12A and 80G: The Tax Foundation Every NGO Needs for CSR Funding

If your NGO wants to receive CSR funding, donor contributions, or government grants in India, 12A and 80G registrations are not optional. They are the legal foundation on which every other NGO certification including CSR-1 is built.

Yet many NGOs treat 12A and 80G as a one-time checkbox, obtained years ago and forgotten. In 2026, that approach is dangerous. Both registrations now have a 5-year validity under the Income Tax Act, and thousands of NGOs face the real risk of operating on expired certificates — exposing their donors to lost tax benefits and themselves to income tax liability.

What are 12A and 80G — and what is the difference?

12A (now called 12AB) exempts your NGO's income from income tax, as long as it is applied for approved charitable purposes. Without 12A, your NGO pays income tax like any commercial entity — even on donations received.

80G allows donors — individuals or companies — to claim a tax deduction for donations made to your NGO. For CSR purposes, this means the company can claim the CSR spend as a deductible expense while also counting it toward their CSR obligation. Together, they form the tax backbone of a credible NGO. One without the other is incomplete: 80G is only valid if 12A is active.

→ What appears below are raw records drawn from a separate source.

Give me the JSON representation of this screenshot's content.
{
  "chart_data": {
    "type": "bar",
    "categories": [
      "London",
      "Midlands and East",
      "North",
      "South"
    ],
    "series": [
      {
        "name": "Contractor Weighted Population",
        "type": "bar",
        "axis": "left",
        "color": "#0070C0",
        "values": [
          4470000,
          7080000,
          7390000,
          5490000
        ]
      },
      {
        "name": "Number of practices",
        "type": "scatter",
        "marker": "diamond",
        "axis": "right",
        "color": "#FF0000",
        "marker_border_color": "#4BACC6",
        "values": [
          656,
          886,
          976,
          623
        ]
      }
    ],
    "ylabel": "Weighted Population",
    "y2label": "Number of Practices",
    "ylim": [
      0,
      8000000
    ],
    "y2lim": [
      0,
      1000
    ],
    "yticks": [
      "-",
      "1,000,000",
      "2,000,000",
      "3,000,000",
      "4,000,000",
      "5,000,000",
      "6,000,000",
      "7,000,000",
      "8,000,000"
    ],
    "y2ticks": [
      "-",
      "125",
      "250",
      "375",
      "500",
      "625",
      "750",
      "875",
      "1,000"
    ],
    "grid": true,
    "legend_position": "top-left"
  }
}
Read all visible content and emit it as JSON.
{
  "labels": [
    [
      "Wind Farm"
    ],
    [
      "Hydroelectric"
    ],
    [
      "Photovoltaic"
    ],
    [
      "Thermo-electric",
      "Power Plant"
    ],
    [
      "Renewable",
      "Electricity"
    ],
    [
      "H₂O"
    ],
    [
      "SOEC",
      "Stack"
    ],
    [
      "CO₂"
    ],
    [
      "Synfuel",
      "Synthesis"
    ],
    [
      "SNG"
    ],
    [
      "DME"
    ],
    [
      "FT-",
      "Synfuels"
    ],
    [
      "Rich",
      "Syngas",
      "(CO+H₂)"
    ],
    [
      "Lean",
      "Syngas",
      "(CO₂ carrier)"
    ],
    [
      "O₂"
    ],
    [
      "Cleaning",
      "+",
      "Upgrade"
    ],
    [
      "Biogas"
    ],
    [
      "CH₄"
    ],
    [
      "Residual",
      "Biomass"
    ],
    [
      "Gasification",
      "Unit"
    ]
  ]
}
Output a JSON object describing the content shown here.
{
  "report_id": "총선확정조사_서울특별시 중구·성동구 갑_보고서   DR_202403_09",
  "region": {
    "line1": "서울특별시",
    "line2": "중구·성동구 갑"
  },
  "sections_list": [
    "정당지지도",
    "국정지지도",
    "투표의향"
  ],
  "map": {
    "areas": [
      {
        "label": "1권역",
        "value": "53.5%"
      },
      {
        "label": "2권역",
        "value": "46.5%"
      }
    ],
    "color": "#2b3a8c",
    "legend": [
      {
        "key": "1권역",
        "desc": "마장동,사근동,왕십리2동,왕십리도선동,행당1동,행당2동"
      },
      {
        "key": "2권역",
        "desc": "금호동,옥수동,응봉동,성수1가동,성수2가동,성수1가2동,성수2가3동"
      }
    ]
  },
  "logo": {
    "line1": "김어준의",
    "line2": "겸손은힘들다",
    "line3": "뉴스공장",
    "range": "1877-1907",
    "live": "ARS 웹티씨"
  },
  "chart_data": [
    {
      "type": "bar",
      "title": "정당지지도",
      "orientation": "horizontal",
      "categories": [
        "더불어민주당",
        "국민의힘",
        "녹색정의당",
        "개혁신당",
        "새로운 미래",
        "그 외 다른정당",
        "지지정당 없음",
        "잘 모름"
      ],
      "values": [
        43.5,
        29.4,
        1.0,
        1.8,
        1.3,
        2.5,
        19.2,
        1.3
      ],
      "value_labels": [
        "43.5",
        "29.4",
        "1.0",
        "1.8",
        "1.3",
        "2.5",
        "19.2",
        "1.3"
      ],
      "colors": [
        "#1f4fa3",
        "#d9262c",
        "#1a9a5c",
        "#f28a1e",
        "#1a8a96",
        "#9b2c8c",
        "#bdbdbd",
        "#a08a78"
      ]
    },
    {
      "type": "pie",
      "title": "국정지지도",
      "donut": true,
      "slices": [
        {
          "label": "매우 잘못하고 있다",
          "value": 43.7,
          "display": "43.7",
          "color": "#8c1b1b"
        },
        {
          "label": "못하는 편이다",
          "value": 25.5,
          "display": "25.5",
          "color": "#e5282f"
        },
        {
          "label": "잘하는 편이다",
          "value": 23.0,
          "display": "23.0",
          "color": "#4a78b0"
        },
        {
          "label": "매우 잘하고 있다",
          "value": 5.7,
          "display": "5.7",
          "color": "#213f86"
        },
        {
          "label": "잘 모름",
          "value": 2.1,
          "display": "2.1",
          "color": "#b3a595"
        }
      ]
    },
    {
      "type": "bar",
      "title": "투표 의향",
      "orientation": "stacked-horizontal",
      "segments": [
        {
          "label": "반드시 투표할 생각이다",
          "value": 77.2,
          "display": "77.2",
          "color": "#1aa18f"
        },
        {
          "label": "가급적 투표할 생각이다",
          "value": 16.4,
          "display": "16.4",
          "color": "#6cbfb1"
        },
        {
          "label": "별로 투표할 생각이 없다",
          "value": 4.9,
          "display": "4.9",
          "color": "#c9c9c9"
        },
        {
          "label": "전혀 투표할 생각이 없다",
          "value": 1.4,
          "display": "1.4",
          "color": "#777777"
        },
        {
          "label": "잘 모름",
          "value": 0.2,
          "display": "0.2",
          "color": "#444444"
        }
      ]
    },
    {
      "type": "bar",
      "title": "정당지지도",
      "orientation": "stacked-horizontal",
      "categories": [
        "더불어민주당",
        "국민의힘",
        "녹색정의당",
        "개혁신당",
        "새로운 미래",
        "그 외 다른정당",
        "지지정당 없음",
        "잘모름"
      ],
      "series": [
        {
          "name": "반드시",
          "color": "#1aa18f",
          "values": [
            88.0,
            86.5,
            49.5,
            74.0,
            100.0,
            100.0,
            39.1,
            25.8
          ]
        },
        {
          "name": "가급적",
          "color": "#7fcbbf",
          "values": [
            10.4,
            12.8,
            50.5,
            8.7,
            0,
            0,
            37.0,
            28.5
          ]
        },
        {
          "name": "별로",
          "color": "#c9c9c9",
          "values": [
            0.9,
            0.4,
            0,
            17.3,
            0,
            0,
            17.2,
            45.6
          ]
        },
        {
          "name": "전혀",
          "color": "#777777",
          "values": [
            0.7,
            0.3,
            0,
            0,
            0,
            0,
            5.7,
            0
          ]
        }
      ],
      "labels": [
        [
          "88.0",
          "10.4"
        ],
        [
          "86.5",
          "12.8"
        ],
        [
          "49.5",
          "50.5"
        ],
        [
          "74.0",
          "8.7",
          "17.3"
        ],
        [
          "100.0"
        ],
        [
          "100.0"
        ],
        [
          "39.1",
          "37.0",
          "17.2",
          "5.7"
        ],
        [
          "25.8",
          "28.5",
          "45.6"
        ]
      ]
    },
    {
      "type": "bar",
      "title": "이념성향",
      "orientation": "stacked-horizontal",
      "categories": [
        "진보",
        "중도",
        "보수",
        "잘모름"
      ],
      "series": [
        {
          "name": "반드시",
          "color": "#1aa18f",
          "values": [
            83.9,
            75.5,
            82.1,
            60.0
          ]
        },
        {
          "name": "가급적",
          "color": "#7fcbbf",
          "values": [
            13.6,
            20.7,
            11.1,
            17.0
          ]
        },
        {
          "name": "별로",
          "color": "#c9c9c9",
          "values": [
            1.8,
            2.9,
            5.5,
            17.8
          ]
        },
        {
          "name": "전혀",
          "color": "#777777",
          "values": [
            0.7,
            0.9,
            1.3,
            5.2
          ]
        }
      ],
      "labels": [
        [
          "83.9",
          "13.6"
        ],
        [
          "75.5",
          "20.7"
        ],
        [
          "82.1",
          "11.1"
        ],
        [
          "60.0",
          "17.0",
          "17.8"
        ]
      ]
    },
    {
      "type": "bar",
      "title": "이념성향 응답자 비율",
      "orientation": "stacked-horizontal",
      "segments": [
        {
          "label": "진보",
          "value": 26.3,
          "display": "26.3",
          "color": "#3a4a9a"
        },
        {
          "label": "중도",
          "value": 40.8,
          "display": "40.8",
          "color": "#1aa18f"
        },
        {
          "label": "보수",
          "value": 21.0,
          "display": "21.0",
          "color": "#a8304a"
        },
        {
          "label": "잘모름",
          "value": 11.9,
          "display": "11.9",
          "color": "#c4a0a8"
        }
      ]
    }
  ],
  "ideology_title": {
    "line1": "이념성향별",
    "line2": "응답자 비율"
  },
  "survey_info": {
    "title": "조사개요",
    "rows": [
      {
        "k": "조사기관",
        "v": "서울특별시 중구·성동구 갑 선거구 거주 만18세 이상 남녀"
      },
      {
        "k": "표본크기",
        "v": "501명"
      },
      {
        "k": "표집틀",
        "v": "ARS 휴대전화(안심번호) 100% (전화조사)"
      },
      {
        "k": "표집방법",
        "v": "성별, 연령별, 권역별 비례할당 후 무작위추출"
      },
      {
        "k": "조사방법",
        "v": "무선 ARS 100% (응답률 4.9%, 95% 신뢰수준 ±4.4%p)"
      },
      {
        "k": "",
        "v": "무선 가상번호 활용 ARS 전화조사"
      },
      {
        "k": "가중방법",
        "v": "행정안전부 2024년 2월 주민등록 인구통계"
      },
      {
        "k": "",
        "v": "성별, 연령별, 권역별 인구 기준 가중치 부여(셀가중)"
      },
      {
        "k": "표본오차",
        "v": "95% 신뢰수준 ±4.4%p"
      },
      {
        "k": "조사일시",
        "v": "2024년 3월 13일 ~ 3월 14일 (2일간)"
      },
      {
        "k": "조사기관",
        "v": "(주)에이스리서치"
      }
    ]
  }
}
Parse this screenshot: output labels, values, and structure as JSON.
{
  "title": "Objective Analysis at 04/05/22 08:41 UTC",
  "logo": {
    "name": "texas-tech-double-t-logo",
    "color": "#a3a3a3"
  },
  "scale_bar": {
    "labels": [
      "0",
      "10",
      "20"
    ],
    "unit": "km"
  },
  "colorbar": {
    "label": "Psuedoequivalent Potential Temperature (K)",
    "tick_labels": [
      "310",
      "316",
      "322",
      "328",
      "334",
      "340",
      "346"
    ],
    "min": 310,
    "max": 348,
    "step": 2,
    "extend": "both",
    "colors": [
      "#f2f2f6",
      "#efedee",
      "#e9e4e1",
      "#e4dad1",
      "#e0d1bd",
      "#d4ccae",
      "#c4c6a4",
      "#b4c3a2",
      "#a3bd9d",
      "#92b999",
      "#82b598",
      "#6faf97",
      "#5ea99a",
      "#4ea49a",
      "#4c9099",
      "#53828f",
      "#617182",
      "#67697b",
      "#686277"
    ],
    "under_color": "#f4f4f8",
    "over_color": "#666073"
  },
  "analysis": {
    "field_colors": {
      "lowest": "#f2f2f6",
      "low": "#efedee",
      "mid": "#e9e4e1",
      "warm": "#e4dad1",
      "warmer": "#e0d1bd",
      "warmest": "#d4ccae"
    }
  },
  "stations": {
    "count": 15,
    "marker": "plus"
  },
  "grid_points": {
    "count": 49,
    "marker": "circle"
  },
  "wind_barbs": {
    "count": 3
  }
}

Why CSR Funders Specifically Require Both

When a company transfers CSR funds to an NGO, two things happen simultaneously in their accounting: the expenditure is counted toward their mandatory 2% CSR obligation under Section 135, and the company may also claim the expenditure as a business deduction — but only if the receiving NGO has valid 80G. Without your NGO's valid 80G certificate, the company loses the tax deduction benefit. Many CSR teams are instructed by their CFOs to only fund 80G-registered NGOs — not as a preference, but as a financial policy. CSR-1 registration also cannot be filed without valid 12A and 80G.

Validity and Renewal Deadlines — 2026 Update

Prior to 2021, 12A registrations were granted permanently. Since April 2021, all registrations are valid for only 5 years and must be renewed. New registrations and renewals use Form 10A and Form 10AB respectively through the Income Tax e-Filing portal at incometax.gov.in. For NGOs that received 12A/80G in FY 2021-22, the certificates expired on March 31, 2026. The renewal deadline was September 30, 2025. If you missed this, contact a practising CA immediately. Going forward, always file renewal at least 6 months before expiry. Processing time is typically 3 to 6 months.

How to Apply — Step by Step

Step 1: Log in to the Income Tax e-Filing portal at incometax.gov.in with the NGO PAN credentials. Step 2: Navigate to e-File, then Income Tax Forms, then Form 10A for new registration or Form 10AB for renewal. Select the relevant assessment year. Step 3: Fill in organisation name, PAN, registration details, list of activities, financial summary, and trustee details. Step 4: Upload supporting documents as scanned PDFs. Step 5: Submit with digital signature or EVC and track the application. The Income Tax Department may issue notices for clarification — respond promptly. Step 6: Receive your certificate specifying the registration number, effective date and 5-year validity period.

Documents Required

  • PAN card of the NGO
  • Registration Certificate (Trust Deed, Society Certificate or Certificate of Incorporation)
  • Objects clause of the trust deed or memorandum of association
  • Financial statements for the last 3 years
  • List of trustees/directors with PAN and Aadhaar details
  • Bank account details of the NGO
  • Annual report if published
  • Details of activities undertaken in the last 3 years

Annual Compliance After Registration

  • File ITR-7 annually — due October 31 each year
  • Maintain audited accounts — UDIN mandatory on all CA-certified documents from FY 2022-23
  • File Form 10B or 10BB — audit report filed alongside ITR-7
  • Issue 80G certificates to donors — specifying donation amount and NGO registration details
  • File Form 10BD — statement of donations received, due May 31
  • Maintain utilisation records — all CSR funds must be utilised for the stated purpose

Frequently Asked Questions

What is the difference between 12A and 12AB? 12AB is the updated version introduced in 2021. All NGOs previously holding 12A have been migrated to 12AB. The purpose — income tax exemption for the NGO — remains unchanged.

Can an NGO have 12A without 80G? Yes, but for CSR funding both are practically required. 80G is only granted after 12A is active. The correct sequence is: obtain 12A first, then apply for 80G.

What happens if 12A expires? The NGO's income becomes taxable, 80G automatically becomes invalid, CSR-1 becomes invalid, and the NGO cannot legally receive CSR funds until 12A is restored.

How does PATVAAR verify 12A and 80G? PATVAAR cross-references certificates against the Income Tax Department database, verifies the UDIN on CA-certified documents, and confirms the certificate matches the NGO PAN. This forms part of the Compliance pillar P01 of the PATVAAR Trust Score.